Le Tribunal administratif de Versailles a rejeté la requête en référé suspension de M. B... visant à contester l'invalidation de son permis de conduire par le ministre de l'intérieur. Le juge a constaté que la requête était irrecevable car le requérant n'avait pas présenté de requête distincte en annulation, comme l'exige l'article R. 522-1 du code de justice administrative. De plus, M. B... n'a pas justifié de l'urgence nécessaire à l'obtention d'une mesure de suspension.

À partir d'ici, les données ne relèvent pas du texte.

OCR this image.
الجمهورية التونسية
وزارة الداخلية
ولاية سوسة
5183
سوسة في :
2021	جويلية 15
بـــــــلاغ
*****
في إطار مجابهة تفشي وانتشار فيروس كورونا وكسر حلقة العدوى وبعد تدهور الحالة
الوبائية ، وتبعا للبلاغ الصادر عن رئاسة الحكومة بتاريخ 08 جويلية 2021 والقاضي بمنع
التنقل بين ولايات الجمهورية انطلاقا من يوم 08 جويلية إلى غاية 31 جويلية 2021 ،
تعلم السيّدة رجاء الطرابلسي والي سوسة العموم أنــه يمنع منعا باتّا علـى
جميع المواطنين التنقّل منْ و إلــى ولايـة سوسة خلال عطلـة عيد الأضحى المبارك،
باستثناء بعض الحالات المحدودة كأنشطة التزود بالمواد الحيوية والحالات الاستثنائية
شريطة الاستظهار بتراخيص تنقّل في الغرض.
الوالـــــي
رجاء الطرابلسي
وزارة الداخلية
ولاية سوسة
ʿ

La requête a donc été rejetée sur le fondement de l'article L. 522-3 du même code.
Texte intégral
Vu la procédure suivante :
Par une requête enregistrée le 15 octobre 2025, M. A... B... doit être regardé comme demandant au juge des référés, sur le fondement des dispositions de l’article L. 521-1 du code de justice administrative :
1°) d’ordonner la suspension de l’exécution de la décision par laquelle le ministre de l'intérieur a invalidé son permis de conduire ;
2°) d’enjoindre au ministre de l'intérieur de régulariser l’état de son permis sur le site monpermis.fr ;
Vu les autres pièces du dossier ;
Vu :
- le code de justice administrative.
La présidente du tribunal a désigné M. Maitre pour statuer sur les demandes de référé.
Considérant ce qui suit :
Sur les conclusions aux fins de suspension :
Aux termes du premier alinéa de l'article L. 521-1 du code de justice administrative : « Quand une décision administrative, même de rejet, fait l'objet d'une requête en annulation ou en réformation, le juge des référés, saisi d'une demande en ce sens, peut ordonner la suspension de l'exécution de cette décision, ou de certains de ses effets, lorsque l'urgence le justifie et qu'il est fait état d'un moyen propre à créer, en l'état de l'instruction, un doute sérieux quant à la légalité de la décision. ». En vertu de l’article L. 522-3 du même code, le juge des référés peut, par une ordonnance motivée, rejeter une requête sans instruction ni audience lorsque la condition d’urgence n’est pas remplie ou lorsqu’il apparaît manifeste, au vu de la demande, que celle-ci ne relève pas de la compétence de la juridiction administrative, qu’elle est irrecevable ou qu’elle est mal fondée.
Aux termes de l’article R. 522-1 du code de justice administrative : « La requête visant au prononcé de mesures d'urgence doit contenir l'exposé au moins sommaire des faits et moyens et justifier de l'urgence de l'affaire. A peine d'irrecevabilité, les conclusions tendant à la suspension d'une décision administrative ou de certains de ses effets doivent être présentées par requête distincte de la requête à fin d'annulation ou de réformation et accompagnées d'une copie de cette dernière. »
D’une part, en méconnaissance de ces dispositions, M. B... n’a pas formé de requête distincte tendant à l’annulation de la décision dont il demande la suspension dans la présente requête en référé. Par suite, cette requête est manifestement irrecevable.
D’autre part, M. B... ne justifie par aucune pièce de l’existence d’une situation d’urgence.
Par suite, la requête ne peut qu’être rejetée en toutes ses conclusions selon la procédure prévue à l’article L. 522-3 du code de justice administrative.
O R D O N N E :
Article 1er : La requête de M. B... est rejetée.
Article 2 : La présente ordonnance sera notifiée à M. A... B....
Fait à Versailles, le 28 octobre 2025.
Le juge des référés,
B. Maitre
La République mande et ordonne au ministre de l’intérieur en ce qui le concerne ou à tous commissaires de justice à ce requis en ce qui concerne les voies de droit commun, contre les parties privées, de pourvoir à l'exécution de la présente décision.